17 de setembre de 2006
J. R. ALONSO DE LA TORRE
Este es el fin de semana de Tricicle. Su obra «Sit o los increíbles hombres silla» fue representada este viernes ante un Auditorio lleno en patio y con buena entrada en platea. El sábado y el domingo se esperaban llenos (calculo unos 50.000 euros de taquilla en total). El espectáculo colmó las expectativas de un público que empezó sonriendo, llegó después a la franca carcajada y acabó el espectáculo entregado de nuevo a la sonrisa cómplice.

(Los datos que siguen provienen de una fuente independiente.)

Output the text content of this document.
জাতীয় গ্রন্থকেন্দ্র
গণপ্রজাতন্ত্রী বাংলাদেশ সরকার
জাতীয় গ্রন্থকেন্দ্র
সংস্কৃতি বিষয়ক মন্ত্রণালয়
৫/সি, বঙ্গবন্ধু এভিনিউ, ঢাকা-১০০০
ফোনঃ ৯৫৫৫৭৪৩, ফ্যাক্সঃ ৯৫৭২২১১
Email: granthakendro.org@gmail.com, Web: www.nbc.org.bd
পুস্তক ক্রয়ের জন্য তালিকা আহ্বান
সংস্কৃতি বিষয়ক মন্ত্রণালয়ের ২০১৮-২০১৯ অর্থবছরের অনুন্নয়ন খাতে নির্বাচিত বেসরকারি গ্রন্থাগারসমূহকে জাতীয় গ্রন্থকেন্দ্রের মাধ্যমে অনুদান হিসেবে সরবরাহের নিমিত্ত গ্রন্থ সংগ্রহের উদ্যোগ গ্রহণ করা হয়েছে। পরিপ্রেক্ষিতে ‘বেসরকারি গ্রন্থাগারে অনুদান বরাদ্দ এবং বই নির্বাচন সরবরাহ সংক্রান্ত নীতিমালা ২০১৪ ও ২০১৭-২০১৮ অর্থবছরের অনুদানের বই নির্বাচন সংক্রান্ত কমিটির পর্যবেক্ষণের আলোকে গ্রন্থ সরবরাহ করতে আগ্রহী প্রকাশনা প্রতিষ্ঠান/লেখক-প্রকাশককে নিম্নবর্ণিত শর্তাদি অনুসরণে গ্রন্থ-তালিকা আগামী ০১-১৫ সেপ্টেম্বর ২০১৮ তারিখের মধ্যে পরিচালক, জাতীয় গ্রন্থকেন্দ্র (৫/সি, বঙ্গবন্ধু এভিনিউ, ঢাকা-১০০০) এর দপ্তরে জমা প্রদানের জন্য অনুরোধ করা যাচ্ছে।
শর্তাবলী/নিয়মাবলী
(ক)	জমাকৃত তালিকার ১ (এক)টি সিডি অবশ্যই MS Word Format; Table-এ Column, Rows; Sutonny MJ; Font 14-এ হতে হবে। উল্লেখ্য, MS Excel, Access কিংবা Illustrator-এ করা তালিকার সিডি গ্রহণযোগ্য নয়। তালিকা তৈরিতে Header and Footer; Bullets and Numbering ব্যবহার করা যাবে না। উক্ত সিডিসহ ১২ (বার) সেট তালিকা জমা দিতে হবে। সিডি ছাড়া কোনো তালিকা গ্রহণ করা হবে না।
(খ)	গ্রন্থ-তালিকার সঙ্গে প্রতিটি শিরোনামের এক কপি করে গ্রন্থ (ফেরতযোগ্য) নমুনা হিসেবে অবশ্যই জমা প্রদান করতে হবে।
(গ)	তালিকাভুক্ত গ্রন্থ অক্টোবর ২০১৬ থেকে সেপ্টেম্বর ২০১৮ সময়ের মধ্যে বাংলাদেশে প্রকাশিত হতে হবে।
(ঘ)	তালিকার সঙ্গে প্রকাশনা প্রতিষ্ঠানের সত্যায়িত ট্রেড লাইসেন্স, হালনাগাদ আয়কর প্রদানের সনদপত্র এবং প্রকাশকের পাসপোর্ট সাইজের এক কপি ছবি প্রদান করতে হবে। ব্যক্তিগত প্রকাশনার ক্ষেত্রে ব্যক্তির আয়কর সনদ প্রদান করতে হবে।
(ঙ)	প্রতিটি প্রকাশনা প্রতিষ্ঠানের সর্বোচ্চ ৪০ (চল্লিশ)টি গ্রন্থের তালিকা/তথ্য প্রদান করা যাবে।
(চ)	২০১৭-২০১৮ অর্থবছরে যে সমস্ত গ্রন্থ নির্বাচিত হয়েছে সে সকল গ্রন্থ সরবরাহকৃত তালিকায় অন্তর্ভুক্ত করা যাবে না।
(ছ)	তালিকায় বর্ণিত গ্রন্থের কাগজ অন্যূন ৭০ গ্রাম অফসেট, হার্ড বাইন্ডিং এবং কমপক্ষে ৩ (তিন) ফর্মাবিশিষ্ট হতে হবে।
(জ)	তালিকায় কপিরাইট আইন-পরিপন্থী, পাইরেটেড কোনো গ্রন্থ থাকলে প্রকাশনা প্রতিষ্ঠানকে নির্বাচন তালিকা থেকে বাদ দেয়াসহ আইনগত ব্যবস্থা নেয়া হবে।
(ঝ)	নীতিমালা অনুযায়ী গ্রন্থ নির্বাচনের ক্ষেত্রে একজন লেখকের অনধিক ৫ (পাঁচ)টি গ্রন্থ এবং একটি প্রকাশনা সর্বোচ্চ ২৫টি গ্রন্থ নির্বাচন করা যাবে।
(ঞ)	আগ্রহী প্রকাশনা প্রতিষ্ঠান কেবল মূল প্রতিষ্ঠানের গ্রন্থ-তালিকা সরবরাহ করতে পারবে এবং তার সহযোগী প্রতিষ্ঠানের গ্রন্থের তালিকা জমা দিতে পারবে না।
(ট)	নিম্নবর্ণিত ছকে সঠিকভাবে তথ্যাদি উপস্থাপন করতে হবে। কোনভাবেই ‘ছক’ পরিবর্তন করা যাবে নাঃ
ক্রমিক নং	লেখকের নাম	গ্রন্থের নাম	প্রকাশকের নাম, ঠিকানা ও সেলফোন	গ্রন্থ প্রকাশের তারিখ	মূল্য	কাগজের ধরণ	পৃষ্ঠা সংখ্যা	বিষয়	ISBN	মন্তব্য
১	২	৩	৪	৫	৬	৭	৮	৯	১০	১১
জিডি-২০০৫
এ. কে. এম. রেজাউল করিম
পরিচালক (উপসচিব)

El viernes, la edad de la concurrencia iba de los 25 a los 55, en general. Para Cáceres, la entrada era un poco cara (20 euros platea y 25 patio). Sin embargo, fue un dinero bien invertido: el espectáculo te deja con la sensación de haber pagado por algo que merecía la pena. Joan Grácia, Carles Sans y Paco Mir han preparado 100 minutos de fiesta alrededor de la inteligencia, el ritmo, la sorpresa y el humor. La representación comenzó sin estridencias, introduciéndote suavemente en el mundo de la silla hasta convertir este mueble en el eje de la historia y así, mecido entre sonrisas, el espectador abandona paulatinamente las preocupaciones que ha traído del exterior, se sumerge en el discurso gestual, es atrapado por la sucesión de gags, se siente halagado porque lo tratan como ser pensante y acaba entregándose en cuerpo y alma a los hombres silla, que, mediado el espectáculo, ya han secuestrado el entendimiento colectivo de 800 espectadores y lo manejan a su antojo: de la sonrisa a la boca abierta, del asombro a la risa desinhibida, del palmoteo feliz al suspiro que sucede a la carcajada. Sobre el escenario se viven momentos memorables como la recreación de un paso de Semana Santa o la actuación de un domador de sillas-oveja. Las escenas se hilan vertiginosamente, lo inesperado acecha en la culminación de cada historia y, al final, el público sale con el mismo gesto con que se vuelve de vacaciones: se ha olvidado de los problemas.
El viernes había muchas caras conocidas. Entre los personajes públicos, el concejal Felipe Vela y el director general Chema Corrales. Ambos me dijeron lo mismo: «A ver si nos reímos un poco» Pues se rieron bastante, lo cual no está mal con el curso político que se avecina.